The following code was used to analyze qualitative data collected by a program sustainment pilot survey.

Background

As of 2025, TRAILS had launched impact studies and product satisfaction studies. However, there were no studies on the sustainability of TRAILS mental health programs, meaning there was no data on how long and why providers continue to deliver TRAILS after their initial training. Studying sustainability must be a priority for mental health programs because it allows organizations to study the success and failures of their program over time and gather input for improvements. From a QA standpoint, the study of sustainability gives organizations the opportunity to study curriculum and material engagement and produce product improvements that can mend a decline in client satisfaction.

Problem

Senior Data Analyst Chiagoziem Jacob created a program sustainment pilot survey for all three TRAILS programs. This survey was offered to all providers who had been trained by TRAILS (2012-2022). In this survey, providers could offer information about their training, program delivery, perceived impact on students, and motivations for program sustainment. Jacob produced a report for internal review, which I had the opportunity to revise and analyze. This survey collected a good amount of qualitative data, which had not been empirically studied. In my team, I was the only member with hands-on experience coding and analyzing qualitative data.

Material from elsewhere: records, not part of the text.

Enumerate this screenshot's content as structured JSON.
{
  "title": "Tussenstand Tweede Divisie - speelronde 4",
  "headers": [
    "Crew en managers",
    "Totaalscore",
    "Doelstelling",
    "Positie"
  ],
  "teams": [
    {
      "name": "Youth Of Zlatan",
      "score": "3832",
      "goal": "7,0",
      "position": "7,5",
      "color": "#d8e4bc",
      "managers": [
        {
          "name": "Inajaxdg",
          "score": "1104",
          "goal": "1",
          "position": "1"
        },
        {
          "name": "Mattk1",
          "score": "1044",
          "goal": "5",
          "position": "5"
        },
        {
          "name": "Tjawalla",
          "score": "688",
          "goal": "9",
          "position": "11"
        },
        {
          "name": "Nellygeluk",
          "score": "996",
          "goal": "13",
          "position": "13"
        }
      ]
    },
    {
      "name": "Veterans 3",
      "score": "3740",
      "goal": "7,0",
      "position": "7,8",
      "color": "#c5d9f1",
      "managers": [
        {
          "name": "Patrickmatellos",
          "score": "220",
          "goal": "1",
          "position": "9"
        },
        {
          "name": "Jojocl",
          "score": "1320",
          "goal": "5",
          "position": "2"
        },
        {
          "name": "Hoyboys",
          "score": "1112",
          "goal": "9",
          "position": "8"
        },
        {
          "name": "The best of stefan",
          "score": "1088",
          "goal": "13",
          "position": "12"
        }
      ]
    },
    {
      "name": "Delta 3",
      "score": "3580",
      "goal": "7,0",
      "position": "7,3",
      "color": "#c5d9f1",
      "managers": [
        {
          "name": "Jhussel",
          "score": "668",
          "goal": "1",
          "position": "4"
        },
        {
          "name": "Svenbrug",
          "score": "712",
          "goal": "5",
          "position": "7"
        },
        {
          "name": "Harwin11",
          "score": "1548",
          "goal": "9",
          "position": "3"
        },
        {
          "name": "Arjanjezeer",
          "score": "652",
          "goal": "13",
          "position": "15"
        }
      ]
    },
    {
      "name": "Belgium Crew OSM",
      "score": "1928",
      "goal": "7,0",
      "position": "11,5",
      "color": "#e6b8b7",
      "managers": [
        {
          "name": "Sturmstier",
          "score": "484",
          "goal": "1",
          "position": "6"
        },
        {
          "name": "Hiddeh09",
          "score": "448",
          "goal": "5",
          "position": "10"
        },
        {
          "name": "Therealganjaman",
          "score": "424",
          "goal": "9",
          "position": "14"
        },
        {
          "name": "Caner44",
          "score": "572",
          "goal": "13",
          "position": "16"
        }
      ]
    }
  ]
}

##Solution I utilized my skills in R and qualitative methods to analyze the data collected by the pilot survey. I was particularly interested in understanding the core motivations for providers to engage with TRAILS motivation. Any findings may have proved useful for TRAILS QA/QI, identifying churn risks, and increasing client engagement.

Method

I used the tidytext package in R to clean qualitative data. Specifically, this meant formatting data into meaningful tokens/data points and creating distribution tabulations, bigrams, and a sentiment analysis. I focused on questions that asked providers for their motivations to continue delivering or implementing our programs.

Product

My analysis yielded a sentiment analysis of our Tier 1 program broken down by school. After I cleaned the data, I created wordclouds and tabulations that allowed me to see which words were most common. I ran a preliminary sentiment analysis on descriptions of our programming, which I then refined by program and school name. Each school received a sentiment score for how positively or negatively their SMHPs regarded TRAILS Tier 1 program.

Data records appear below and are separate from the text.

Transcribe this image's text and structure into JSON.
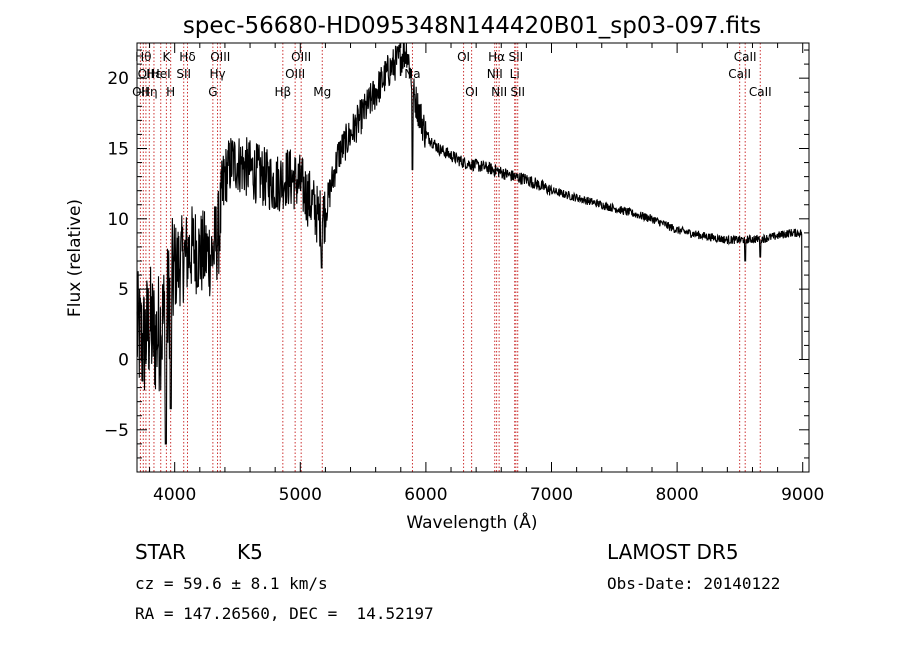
{
  "chart_data": {
    "type": "line",
    "title": "spec-56680-HD095348N144420B01_sp03-097.fits",
    "xlabel": "Wavelength (Å)",
    "ylabel": "Flux (relative)",
    "xlim": [
      3700,
      9050
    ],
    "ylim": [
      -8,
      22.5
    ],
    "x_ticks": [
      4000,
      5000,
      6000,
      7000,
      8000,
      9000
    ],
    "y_ticks": [
      -5,
      0,
      5,
      10,
      15,
      20
    ],
    "grid": false,
    "line_color": "#000000",
    "marker_color": "#cc3333",
    "spectrum_anchors": [
      {
        "x": 3700,
        "y": 2.0
      },
      {
        "x": 3750,
        "y": 1.0
      },
      {
        "x": 3800,
        "y": 2.5
      },
      {
        "x": 3850,
        "y": 1.5
      },
      {
        "x": 3900,
        "y": 2.5
      },
      {
        "x": 3950,
        "y": 4.0
      },
      {
        "x": 4000,
        "y": 6.5
      },
      {
        "x": 4050,
        "y": 7.0
      },
      {
        "x": 4100,
        "y": 7.5
      },
      {
        "x": 4150,
        "y": 8.0
      },
      {
        "x": 4200,
        "y": 7.5
      },
      {
        "x": 4250,
        "y": 7.5
      },
      {
        "x": 4300,
        "y": 7.5
      },
      {
        "x": 4350,
        "y": 9.0
      },
      {
        "x": 4400,
        "y": 13.0
      },
      {
        "x": 4450,
        "y": 14.0
      },
      {
        "x": 4500,
        "y": 14.0
      },
      {
        "x": 4600,
        "y": 13.5
      },
      {
        "x": 4700,
        "y": 13.0
      },
      {
        "x": 4800,
        "y": 12.5
      },
      {
        "x": 4900,
        "y": 13.0
      },
      {
        "x": 5000,
        "y": 12.5
      },
      {
        "x": 5100,
        "y": 11.0
      },
      {
        "x": 5150,
        "y": 10.0
      },
      {
        "x": 5200,
        "y": 10.5
      },
      {
        "x": 5300,
        "y": 14.5
      },
      {
        "x": 5400,
        "y": 16.0
      },
      {
        "x": 5500,
        "y": 17.5
      },
      {
        "x": 5600,
        "y": 19.0
      },
      {
        "x": 5700,
        "y": 20.5
      },
      {
        "x": 5800,
        "y": 21.5
      },
      {
        "x": 5850,
        "y": 22.0
      },
      {
        "x": 5900,
        "y": 19.0
      },
      {
        "x": 6000,
        "y": 16.0
      },
      {
        "x": 6100,
        "y": 15.0
      },
      {
        "x": 6200,
        "y": 14.5
      },
      {
        "x": 6300,
        "y": 14.0
      },
      {
        "x": 6400,
        "y": 13.8
      },
      {
        "x": 6500,
        "y": 13.6
      },
      {
        "x": 6600,
        "y": 13.3
      },
      {
        "x": 6700,
        "y": 13.0
      },
      {
        "x": 6800,
        "y": 12.8
      },
      {
        "x": 7000,
        "y": 12.0
      },
      {
        "x": 7200,
        "y": 11.5
      },
      {
        "x": 7400,
        "y": 11.0
      },
      {
        "x": 7600,
        "y": 10.5
      },
      {
        "x": 7800,
        "y": 10.0
      },
      {
        "x": 8000,
        "y": 9.2
      },
      {
        "x": 8200,
        "y": 8.8
      },
      {
        "x": 8400,
        "y": 8.5
      },
      {
        "x": 8500,
        "y": 8.5
      },
      {
        "x": 8700,
        "y": 8.6
      },
      {
        "x": 8900,
        "y": 9.0
      },
      {
        "x": 9000,
        "y": 9.0
      }
    ],
    "spectrum_features": [
      {
        "x": 3930,
        "y": -6.0
      },
      {
        "x": 3968,
        "y": -3.5
      },
      {
        "x": 5170,
        "y": 6.5
      },
      {
        "x": 5893,
        "y": 13.5
      },
      {
        "x": 8542,
        "y": 7.0
      },
      {
        "x": 8662,
        "y": 7.3
      },
      {
        "x": 9000,
        "y": 0.0
      }
    ],
    "line_markers": [
      {
        "x": 3727,
        "label": "OII",
        "row": 2
      },
      {
        "x": 3750,
        "label": "Hθ",
        "row": 0
      },
      {
        "x": 3771,
        "label": "OII",
        "row": 1
      },
      {
        "x": 3798,
        "label": "Hη",
        "row": 2
      },
      {
        "x": 3835,
        "label": "Hε",
        "row": 1
      },
      {
        "x": 3889,
        "label": "HeI",
        "row": 1
      },
      {
        "x": 3934,
        "label": "K",
        "row": 0
      },
      {
        "x": 3968,
        "label": "H",
        "row": 2
      },
      {
        "x": 4072,
        "label": "SII",
        "row": 1
      },
      {
        "x": 4102,
        "label": "Hδ",
        "row": 0
      },
      {
        "x": 4304,
        "label": "G",
        "row": 2
      },
      {
        "x": 4341,
        "label": "Hγ",
        "row": 1
      },
      {
        "x": 4363,
        "label": "OIII",
        "row": 0
      },
      {
        "x": 4861,
        "label": "Hβ",
        "row": 2
      },
      {
        "x": 4959,
        "label": "OIII",
        "row": 1
      },
      {
        "x": 5007,
        "label": "OIII",
        "row": 0
      },
      {
        "x": 5175,
        "label": "Mg",
        "row": 2
      },
      {
        "x": 5893,
        "label": "Na",
        "row": 1
      },
      {
        "x": 6300,
        "label": "OI",
        "row": 0
      },
      {
        "x": 6364,
        "label": "OI",
        "row": 2
      },
      {
        "x": 6548,
        "label": "NII",
        "row": 1
      },
      {
        "x": 6563,
        "label": "Hα",
        "row": 0
      },
      {
        "x": 6583,
        "label": "NII",
        "row": 2
      },
      {
        "x": 6707,
        "label": "Li",
        "row": 1
      },
      {
        "x": 6716,
        "label": "SII",
        "row": 0
      },
      {
        "x": 6731,
        "label": "SII",
        "row": 2
      },
      {
        "x": 8498,
        "label": "CaII",
        "row": 1
      },
      {
        "x": 8542,
        "label": "CaII",
        "row": 0
      },
      {
        "x": 8662,
        "label": "CaII",
        "row": 2
      }
    ]
  },
  "footer": {
    "object_class": "STAR",
    "subclass": "K5",
    "survey": "LAMOST DR5",
    "redshift": "cz = 59.6 ± 8.1 km/s",
    "obs_date": "Obs-Date: 20140122",
    "coords": "RA = 147.26560, DEC =  14.52197"
  }
}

I struggled with missing data in this process. Many SMHPs did not fully complete their survey. I had the intention of deepening my analysis using network analysis and bigrams to identify relationships between sentiment, school, and provider.; however, I was only able to run a sentiment analysis.

Result

Most SMHPs showed a passion for improving student mental health, which motivated them to continue delivering. Other SMHPs regarded the program as too complicated or impractical for their context. Overall, SMHPs showed great concern for their student mental health, the key driver or motivator. Quality improvement for TRAILS products could look like making programming more adaptable to specific cultural and institutional context. Likewise, programs should be able to be deployed quickly and seamlessly in a classroom. My report and analysis were reviewed by executive leadership and the clinical program team.

Additionally, I used this code to lead a qualitative analysis and coding training for the Research and Evaluation team.